Paul who is the guitarist and founding member of the band “The 18 Wheelers” (www.18wheelers.org) is a huge vintage gear fanatic and collector of vintage guitars. His collection ranges from Telecasters, to Les Pauls and everything in between, including a pretty retro Sears Silvertone with original amp case and a 80s Van Halen Charvel replica. Paul had been holding onto a 1953 Gibson GA-20 amplifier for some time waiting for someone to get it back into functioning order. The amp had been purchased along with a 1960s ES-330 and had been previously serviced rather poorly. Paul contacted me and we went ahead and got her sounding like she deserved. Follow me in my journey as I restore a legend and piece of history.
The Gibson GA-20 was produced in various configurations between 1950 and 1961. Our specific model was advertised producing 12-14 watts powered by two 6V6 tubes in the power section, and two 6SJ7 tubes in the preamp section. The rectifier section houses a 5Y3 while the phase inverter is a 6SL7. The speaker is a Jensen p12r which sounds nice and twangy on a single coil pick up, and thick and creamy on a humbucker. The sound this amp produces inspires a guitarist to run nothing between it and their guitar except a cable to link the two. The GA-20 isthe sound I hear in my head when someone refers to vintage amp tone. It overdrives easily and breaks up exactly where you want it to. Add a little reverb and like Paul says, you enter tone heaven.
After making arrangements with Paul I brought her home and quickly began diagnosing issues. The initial look over left me speechless. There were wires everywhere! Caps had been moved around, resistors were bloated and the original filter caps had been replaced with newer Sprague atom caps, and even that had been twenty years ago. This poor little amp was in despair and in need of some serious tender love and care. I pulled my fluke meter and scope out and began tracing components in the schematic. I quickly discovered a few things. The first of the problems was that the previous tech had pretty much wired a separate input into the amp and tried to bypass the input jacks all together. I don’t understand why, as the original inputs worked just fine, regardless of capacitor and tube degradation. I removed the input he installed and excess wire and when ahead and slowly powered her up with a Variac. Low and behold we had a sound! You could tell she needed service, but she was functioning properly.
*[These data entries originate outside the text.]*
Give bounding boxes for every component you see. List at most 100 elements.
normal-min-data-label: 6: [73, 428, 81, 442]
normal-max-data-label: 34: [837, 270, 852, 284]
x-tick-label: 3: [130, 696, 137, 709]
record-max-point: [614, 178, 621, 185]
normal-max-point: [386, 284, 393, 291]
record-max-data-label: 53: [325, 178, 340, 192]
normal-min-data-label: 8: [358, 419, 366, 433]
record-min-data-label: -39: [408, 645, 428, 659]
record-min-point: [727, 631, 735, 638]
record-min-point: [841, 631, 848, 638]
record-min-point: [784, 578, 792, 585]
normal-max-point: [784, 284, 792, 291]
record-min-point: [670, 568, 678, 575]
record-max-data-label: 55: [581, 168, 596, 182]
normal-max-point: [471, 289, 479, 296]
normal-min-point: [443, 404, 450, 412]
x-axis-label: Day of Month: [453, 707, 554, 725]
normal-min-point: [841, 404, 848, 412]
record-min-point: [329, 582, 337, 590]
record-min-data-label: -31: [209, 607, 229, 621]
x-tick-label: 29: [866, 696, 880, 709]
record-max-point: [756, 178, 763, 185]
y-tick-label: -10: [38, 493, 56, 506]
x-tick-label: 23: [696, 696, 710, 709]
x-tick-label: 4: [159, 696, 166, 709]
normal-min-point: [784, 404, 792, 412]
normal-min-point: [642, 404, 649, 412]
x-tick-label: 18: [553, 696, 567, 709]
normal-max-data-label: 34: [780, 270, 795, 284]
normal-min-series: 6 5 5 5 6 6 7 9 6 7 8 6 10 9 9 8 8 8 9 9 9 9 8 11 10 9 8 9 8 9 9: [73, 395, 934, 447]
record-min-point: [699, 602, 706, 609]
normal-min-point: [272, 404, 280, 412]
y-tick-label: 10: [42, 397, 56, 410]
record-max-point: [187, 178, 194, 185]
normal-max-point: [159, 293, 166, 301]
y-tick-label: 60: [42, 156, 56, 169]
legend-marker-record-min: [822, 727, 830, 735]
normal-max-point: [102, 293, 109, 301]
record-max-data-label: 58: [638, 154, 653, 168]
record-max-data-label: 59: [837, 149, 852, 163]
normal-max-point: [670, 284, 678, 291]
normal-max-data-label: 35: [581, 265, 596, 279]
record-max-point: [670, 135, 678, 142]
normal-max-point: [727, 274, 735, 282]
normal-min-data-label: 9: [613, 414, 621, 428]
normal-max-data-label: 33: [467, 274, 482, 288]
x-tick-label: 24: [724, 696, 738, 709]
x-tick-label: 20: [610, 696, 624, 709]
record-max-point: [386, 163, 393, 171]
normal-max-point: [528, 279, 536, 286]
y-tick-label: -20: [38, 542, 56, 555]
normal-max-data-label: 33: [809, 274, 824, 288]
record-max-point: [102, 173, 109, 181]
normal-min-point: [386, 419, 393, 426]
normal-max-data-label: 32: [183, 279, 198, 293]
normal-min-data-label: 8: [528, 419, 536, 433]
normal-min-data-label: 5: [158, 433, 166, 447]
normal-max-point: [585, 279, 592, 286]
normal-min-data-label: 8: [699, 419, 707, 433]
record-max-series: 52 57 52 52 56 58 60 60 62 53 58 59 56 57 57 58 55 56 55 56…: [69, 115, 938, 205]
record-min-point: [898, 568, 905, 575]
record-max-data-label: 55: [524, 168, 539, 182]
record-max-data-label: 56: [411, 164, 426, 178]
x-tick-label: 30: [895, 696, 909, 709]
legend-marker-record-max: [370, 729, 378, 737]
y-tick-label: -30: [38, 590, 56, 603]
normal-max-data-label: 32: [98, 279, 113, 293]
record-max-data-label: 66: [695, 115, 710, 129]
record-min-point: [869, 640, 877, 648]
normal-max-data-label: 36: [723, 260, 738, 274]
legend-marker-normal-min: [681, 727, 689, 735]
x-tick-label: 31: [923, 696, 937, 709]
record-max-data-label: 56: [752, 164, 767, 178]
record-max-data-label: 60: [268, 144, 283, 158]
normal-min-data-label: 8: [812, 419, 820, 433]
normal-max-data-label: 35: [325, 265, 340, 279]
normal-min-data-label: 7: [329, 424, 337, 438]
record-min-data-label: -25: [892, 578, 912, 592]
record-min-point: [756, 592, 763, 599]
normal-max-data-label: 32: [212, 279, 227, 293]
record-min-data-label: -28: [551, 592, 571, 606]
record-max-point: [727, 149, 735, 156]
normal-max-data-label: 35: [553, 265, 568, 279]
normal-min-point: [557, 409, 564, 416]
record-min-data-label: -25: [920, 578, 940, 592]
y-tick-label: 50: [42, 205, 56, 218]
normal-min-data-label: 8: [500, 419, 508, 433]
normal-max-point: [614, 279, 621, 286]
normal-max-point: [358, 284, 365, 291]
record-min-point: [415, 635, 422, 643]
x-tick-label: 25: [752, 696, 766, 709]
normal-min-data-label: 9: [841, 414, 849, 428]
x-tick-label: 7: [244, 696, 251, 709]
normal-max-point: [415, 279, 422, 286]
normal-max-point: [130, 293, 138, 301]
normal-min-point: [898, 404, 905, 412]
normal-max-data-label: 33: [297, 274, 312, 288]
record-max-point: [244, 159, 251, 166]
I went ahead and measured capacitance on the removed filter caps and noticed they had floated. I repeated the procedure with every cap, and resistor in the amp. After determining what had to be replaced I made a list. All the filter caps were replaced with new Sprague atom caps, along with many of the carbon resistors that had bloated and cracked. The cataloging was tedious, but well worth it. The original grey tiger tone caps were replaced with proper value Mallory caps, which were scoped and measured to be installed in the correct orientation. The original Jensen p12r was removed and stored carefully and replaced with a reproduction p12r from none other than Jensen. The potentiometers were carefully cleaned, along with all the inputs. The output transformer was tested, and confirmed was working correctly. The output transformer was also relocated beside the new speaker as opposed to being mounted right on the speaker. All the burnt out tubes were replaced with new old stock, except the power tubes which we replaced with Mullard 6V6 units. For safety reasons we went ahead and replaced the 2 prong power cord with a modern 3 prong grounded cord. To add the finishing touch, we had a new leather handle and mounted it using brass screws which will age as gracefully as every other component had.
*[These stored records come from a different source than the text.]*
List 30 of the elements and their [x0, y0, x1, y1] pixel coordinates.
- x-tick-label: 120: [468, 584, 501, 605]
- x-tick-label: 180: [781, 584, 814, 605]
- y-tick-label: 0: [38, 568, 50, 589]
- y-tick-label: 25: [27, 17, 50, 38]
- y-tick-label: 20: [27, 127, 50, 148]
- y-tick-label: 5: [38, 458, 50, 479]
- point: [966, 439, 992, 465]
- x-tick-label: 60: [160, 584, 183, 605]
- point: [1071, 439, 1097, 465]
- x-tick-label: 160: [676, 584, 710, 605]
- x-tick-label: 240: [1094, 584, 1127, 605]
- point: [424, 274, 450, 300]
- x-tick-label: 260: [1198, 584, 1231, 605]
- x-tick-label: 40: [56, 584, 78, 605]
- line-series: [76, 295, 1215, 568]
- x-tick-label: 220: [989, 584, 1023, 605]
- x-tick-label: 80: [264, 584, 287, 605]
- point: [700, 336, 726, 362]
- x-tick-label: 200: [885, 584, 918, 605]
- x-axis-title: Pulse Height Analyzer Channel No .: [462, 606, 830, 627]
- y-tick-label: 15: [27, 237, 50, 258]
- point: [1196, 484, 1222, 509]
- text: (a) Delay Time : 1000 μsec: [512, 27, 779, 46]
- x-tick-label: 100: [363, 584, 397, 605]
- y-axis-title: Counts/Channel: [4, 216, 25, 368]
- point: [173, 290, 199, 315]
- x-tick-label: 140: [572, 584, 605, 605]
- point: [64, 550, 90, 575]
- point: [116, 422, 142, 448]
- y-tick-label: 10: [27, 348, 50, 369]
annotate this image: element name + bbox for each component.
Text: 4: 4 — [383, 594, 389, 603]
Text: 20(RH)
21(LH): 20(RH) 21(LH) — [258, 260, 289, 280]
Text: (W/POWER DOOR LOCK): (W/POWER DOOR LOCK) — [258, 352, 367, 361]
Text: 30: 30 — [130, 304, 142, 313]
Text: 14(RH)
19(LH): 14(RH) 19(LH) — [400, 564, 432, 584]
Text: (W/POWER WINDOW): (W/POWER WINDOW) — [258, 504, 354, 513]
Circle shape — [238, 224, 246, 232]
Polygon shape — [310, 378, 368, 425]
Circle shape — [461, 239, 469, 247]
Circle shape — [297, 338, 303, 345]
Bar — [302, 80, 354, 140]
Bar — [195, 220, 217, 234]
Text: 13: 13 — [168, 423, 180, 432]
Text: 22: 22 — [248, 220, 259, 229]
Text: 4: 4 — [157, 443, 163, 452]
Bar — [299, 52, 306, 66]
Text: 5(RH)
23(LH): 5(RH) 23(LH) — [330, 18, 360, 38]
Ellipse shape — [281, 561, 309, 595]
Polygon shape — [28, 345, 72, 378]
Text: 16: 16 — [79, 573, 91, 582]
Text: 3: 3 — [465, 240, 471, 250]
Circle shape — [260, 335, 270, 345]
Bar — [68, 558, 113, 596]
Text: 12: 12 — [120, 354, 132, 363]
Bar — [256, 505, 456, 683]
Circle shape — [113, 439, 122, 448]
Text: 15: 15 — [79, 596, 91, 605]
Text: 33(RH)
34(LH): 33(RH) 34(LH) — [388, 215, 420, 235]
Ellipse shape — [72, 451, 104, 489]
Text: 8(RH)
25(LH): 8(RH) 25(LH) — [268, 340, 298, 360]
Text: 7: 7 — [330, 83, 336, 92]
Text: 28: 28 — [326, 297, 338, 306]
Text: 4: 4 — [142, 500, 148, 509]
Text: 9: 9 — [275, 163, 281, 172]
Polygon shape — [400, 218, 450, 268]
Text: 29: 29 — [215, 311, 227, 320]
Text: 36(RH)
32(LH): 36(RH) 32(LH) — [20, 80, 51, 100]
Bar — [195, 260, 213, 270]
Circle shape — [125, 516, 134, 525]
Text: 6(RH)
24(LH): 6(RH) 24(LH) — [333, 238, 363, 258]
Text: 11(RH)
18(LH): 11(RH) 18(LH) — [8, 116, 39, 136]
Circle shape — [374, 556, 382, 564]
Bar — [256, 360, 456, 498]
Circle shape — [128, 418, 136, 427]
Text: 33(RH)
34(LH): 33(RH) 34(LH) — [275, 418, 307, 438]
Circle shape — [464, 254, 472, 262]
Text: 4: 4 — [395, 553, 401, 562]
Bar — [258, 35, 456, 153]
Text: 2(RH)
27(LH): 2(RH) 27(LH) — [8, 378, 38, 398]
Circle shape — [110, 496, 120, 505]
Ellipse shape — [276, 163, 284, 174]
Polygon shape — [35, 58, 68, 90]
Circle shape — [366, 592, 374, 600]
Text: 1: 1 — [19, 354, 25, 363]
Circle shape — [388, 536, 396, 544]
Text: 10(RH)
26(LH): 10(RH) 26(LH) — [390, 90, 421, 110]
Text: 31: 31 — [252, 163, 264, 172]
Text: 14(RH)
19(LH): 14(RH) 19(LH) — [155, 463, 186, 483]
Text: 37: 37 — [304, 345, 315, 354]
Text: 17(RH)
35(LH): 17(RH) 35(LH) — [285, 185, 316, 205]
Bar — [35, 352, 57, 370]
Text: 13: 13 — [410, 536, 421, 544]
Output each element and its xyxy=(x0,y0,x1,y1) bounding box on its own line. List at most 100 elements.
With all the components in place and grounding double checked, we plugged our little GA20 into a Variac and slowly powered it up. As expected there was not a single issue. She powered right up, and as soon as those tubes warmed up we were in “tone heaven”. The clean sounds were bright and chimey, the overdriven break up sounded like something right off a 50s record, and everything we did to it surprised us further and further. We had resurrected a living legend. This amplifier which had been produced over sixty years ago was alive and well. We called Paul up and arranged delivery. As soon as he plugged it in and heard what came out a huge grin took over his face. He looked at me and said “man, what a great tone”. Those four words are always enough to justify my hard work and attention to detail.